You sustained us through the hamburger years, the first apartment (furnished in early poverty), our first mode of transportation (1955 Feet), and the seven-inch TV we paid on for 36 months.
You were new, had unused grandparents, and enough clothes for a set of triplets. You were the original model for a mom and dad who were trying to work the bugs out. You got the strained lamb, the open-safety pins and three-hour naps.
You were the beginning.
DEAR MIDDLE CHILD:
I've always loved you best because you drew a tough spot in the family and it made you stronger for it.
You cried less, had more patience, wore faded hand-me-downs, and never in your life did anything first. But it only made you more special. You were the one we relaxed with, who helped us realize a dog could kiss you and you wouldn't get sick. You could cross a street by yourself long before you were old enough to get married. And you helped us understand the world wouldn't collapse if you went to bed with dirty feet.
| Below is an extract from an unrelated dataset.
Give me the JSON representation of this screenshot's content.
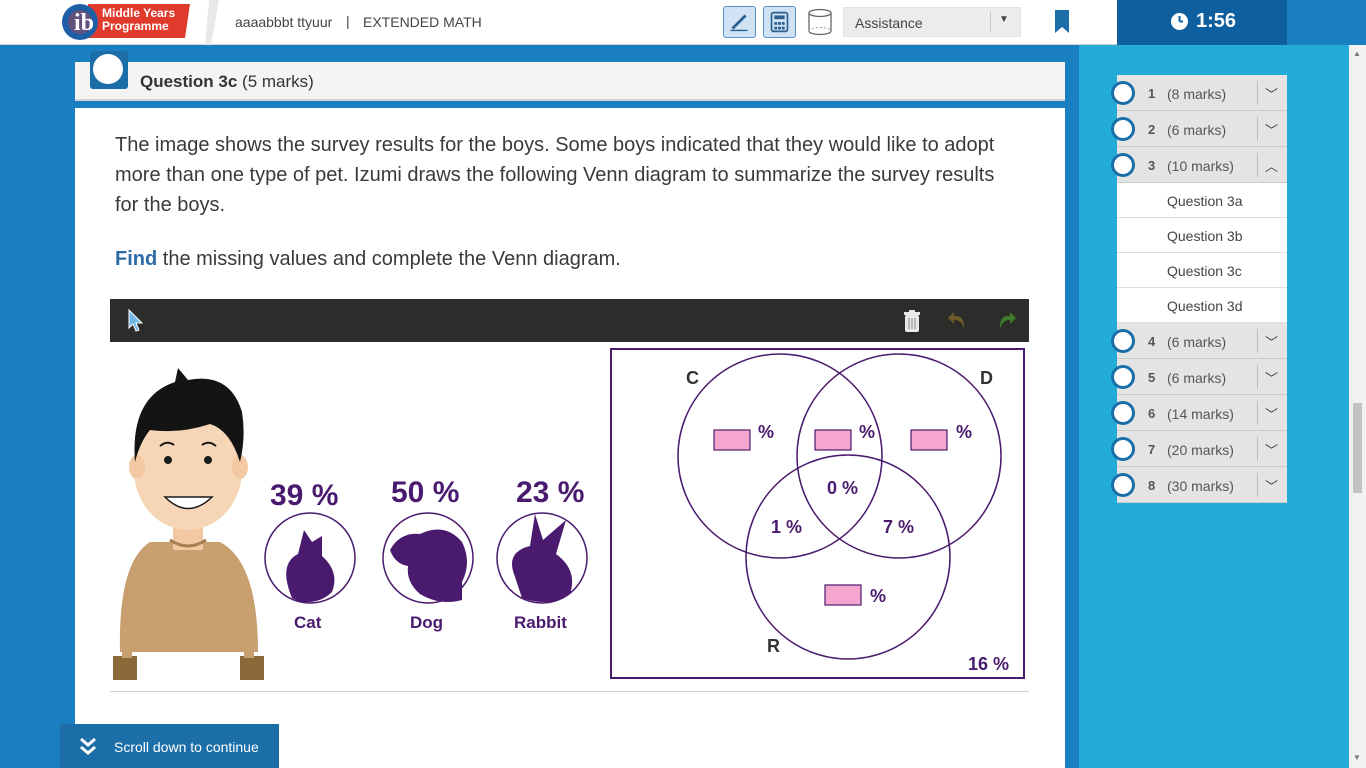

You were the child of our busy, ambitious years. Without you, we never could have survived the job changes and the tedium and routine that is marriage.
TO THE BABY:
I've always loved you best because while endings are generally sad, you are such a joy. You readily accepted the milk-stained bibs, the lower bunk, the cracked baseball bat, the baby book that had nothing written in it except a recipe for graham-cracker pie crust that someone had jammed between the pages.
You are the one we held on to so tightly. You are the link with our past, a reason for tomorrow. You darken our hair, quicken our steps, square our shoulders, restore our vision, and give us a sense of humor that security, maturity and durability can't provide.
When your hairline takes on the shape of Lake Eire and your own children tower over you, you will still be our baby.